The brand-new bus and Honda on the road next to the 1949 Chevy and a donkey pulling a cart. Beautiful resorts along the coastline not far from primitive rural areas.
"It's the largest island in the Caribbean, but we don't know a lot about it," Warsaw farmer Joe Zumwalt said. "It's amazing Havana is only 70 miles from Key West and such a different culture so close to us."
But it's a country, Zumwalt said, that's been put on pause in some ways -- just like most U.S. trade and travel with the Caribbean nation thanks to restrictions dating to the 1950s.
An Illinois Farm Bureau market study tour, which wrapped up in July, gave Zumwalt and other Illinois farmers a chance to visit Cuba and meet with officials, business leaders and cooperatives working to meet the socialist nation's food needs. Now back home, the group can tout the value of U.S.-Cuba relations and fight against the sanctions that forced the Caribbean nation to look for other trade partners.
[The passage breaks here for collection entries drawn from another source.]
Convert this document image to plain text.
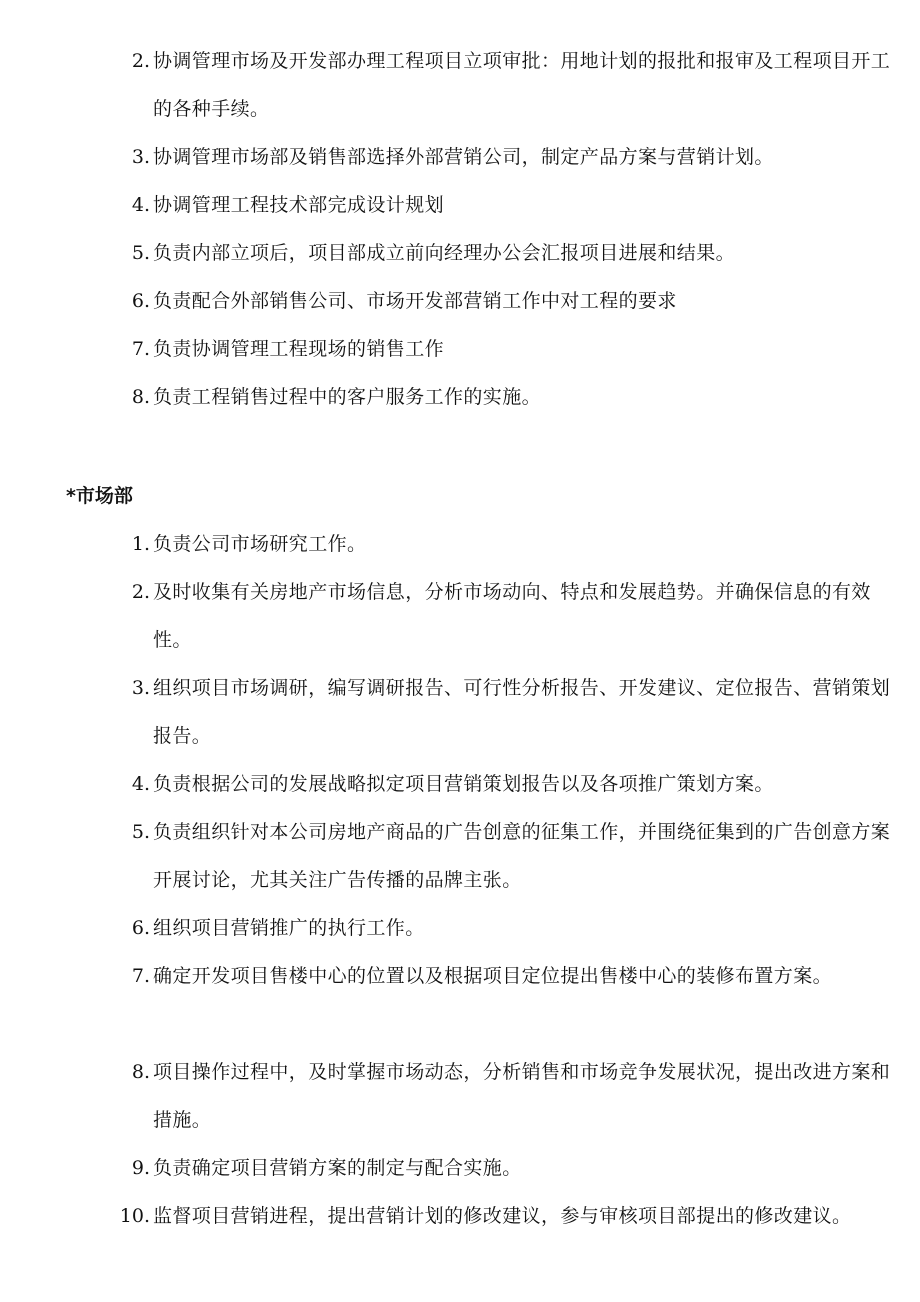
2. 协调管理市场及开发部办理工程项目立项审批：用地计划的报批和报审及工程项目开工的各种手续。
3. 协调管理市场部及销售部选择外部营销公司，制定产品方案与营销计划。
4. 协调管理工程技术部完成设计规划
5. 负责内部立项后，项目部成立前向经理办公会汇报项目进展和结果。
6. 负责配合外部销售公司、市场开发部营销工作中对工程的要求
7. 负责协调管理工程现场的销售工作
8. 负责工程销售过程中的客户服务工作的实施。
*市场部
1. 负责公司市场研究工作。
2. 及时收集有关房地产市场信息，分析市场动向、特点和发展趋势。并确保信息的有效性。
3. 组织项目市场调研，编写调研报告、可行性分析报告、开发建议、定位报告、营销策划报告。
4. 负责根据公司的发展战略拟定项目营销策划报告以及各项推广策划方案。
5. 负责组织针对本公司房地产商品的广告创意的征集工作，并围绕征集到的广告创意方案开展讨论，尤其关注广告传播的品牌主张。
6. 组织项目营销推广的执行工作。
7. 确定开发项目售楼中心的位置以及根据项目定位提出售楼中心的装修布置方案。
8. 项目操作过程中，及时掌握市场动态，分析销售和市场竞争发展状况，提出改进方案和措施。
9. 负责确定项目营销方案的制定与配合实施。
10. 监督项目营销进程，提出营销计划的修改建议，参与审核项目部提出的修改建议。
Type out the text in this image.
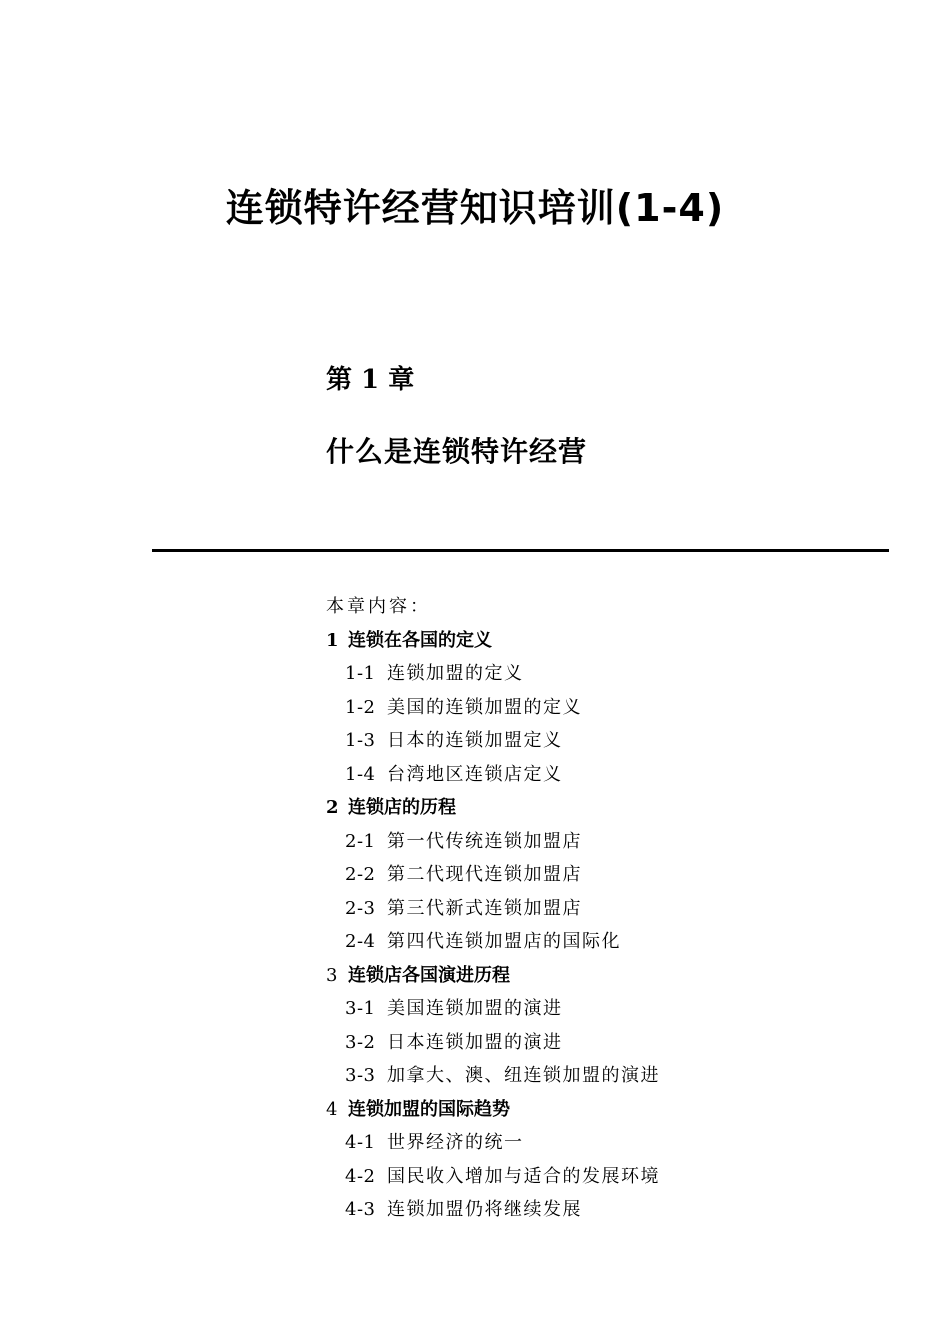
连锁特许经营知识培训(1-4)
第 1 章
什么是连锁特许经营
本章内容：
1 连锁在各国的定义
1-1 连锁加盟的定义
1-2 美国的连锁加盟的定义
1-3 日本的连锁加盟定义
1-4 台湾地区连锁店定义
2 连锁店的历程
2-1 第一代传统连锁加盟店
2-2 第二代现代连锁加盟店
2-3 第三代新式连锁加盟店
2-4 第四代连锁加盟店的国际化
3 连锁店各国演进历程
3-1 美国连锁加盟的演进
3-2 日本连锁加盟的演进
3-3 加拿大、澳、纽连锁加盟的演进
4 连锁加盟的国际趋势
4-1 世界经济的统一
4-2 国民收入增加与适合的发展环境
4-3 连锁加盟仍将继续发展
"They replaced products we take for granted from here with an alternative from another country. It is a lost trade partner on our part," Zumwalt said. "They do get a lot of corn and soybeans from the U.S., but the majority of their meal and oil comes from Brazil. We do trade some poultry products. We do have a place in their market, but it could be so much greater considering their proximity to us. The reasons why we aren't trading with them were 50 years ago. Maybe they're not as pertinent or applicable as they were then."
Zumwalt said the market study tours boost interest in opening trade with various countries, including Cuba, and in international opportunities for Illinois farmers.
"Here is a partner hungry for agricultural products. We're a main state that can export those products to them," Zumwalt said. "It's not a huge market, but the close proximity impacts jobs and trade here in Illinois."
The average Cuban survives on the equivalent of $20-25 per month in a country that still raises plenty of sugar cane, coffee and vegetables. Crops are completely organic, not to tap into value-added markets but out of necessity because farmers don't have money to buy the commercial fertilizers and herbicides commonly used in the U.S.
"The Cubans still have a system where everyone is given a booklet with coupons redeemable for the very basic rations -- things like eggs, powdered milk, meat products, potatoes and rice -- at a subsidized price," Zumwalt said. "A lot of cooperatives, a certain portion of what they grow goes into that program. After they fill the quota, then they can sell at farmer's markets and charge market price."
The huge American influence, visible in many other Caribbean nations, is absent in Cuba. "Cuba is influenced by everyone but us," Zumwalt said.
The Caribbean nation, a one-time wealthy country known as a playground for North America, still relies on tourism.
"They have almost 3 million tourists a year. On top of that, 400,000 Americans make it to Cuba every year, with a fair amount coming through tours like ours," Zumwalt said.
The trip proved eye-opening about both the Cuban culture and the importance of trading and interacting on a global basis.
"I used to sell corn to the elevator and that was the last I saw of it," Zumwalt said. "When we see trade across the globe and the products I grow consumed by Cuba, we start thinking on a scale larger than ourselves. Once we open barriers, it becomes a global agricultural economy, something we need to have in the back of our minds when we're making policy and doing our own production here at home."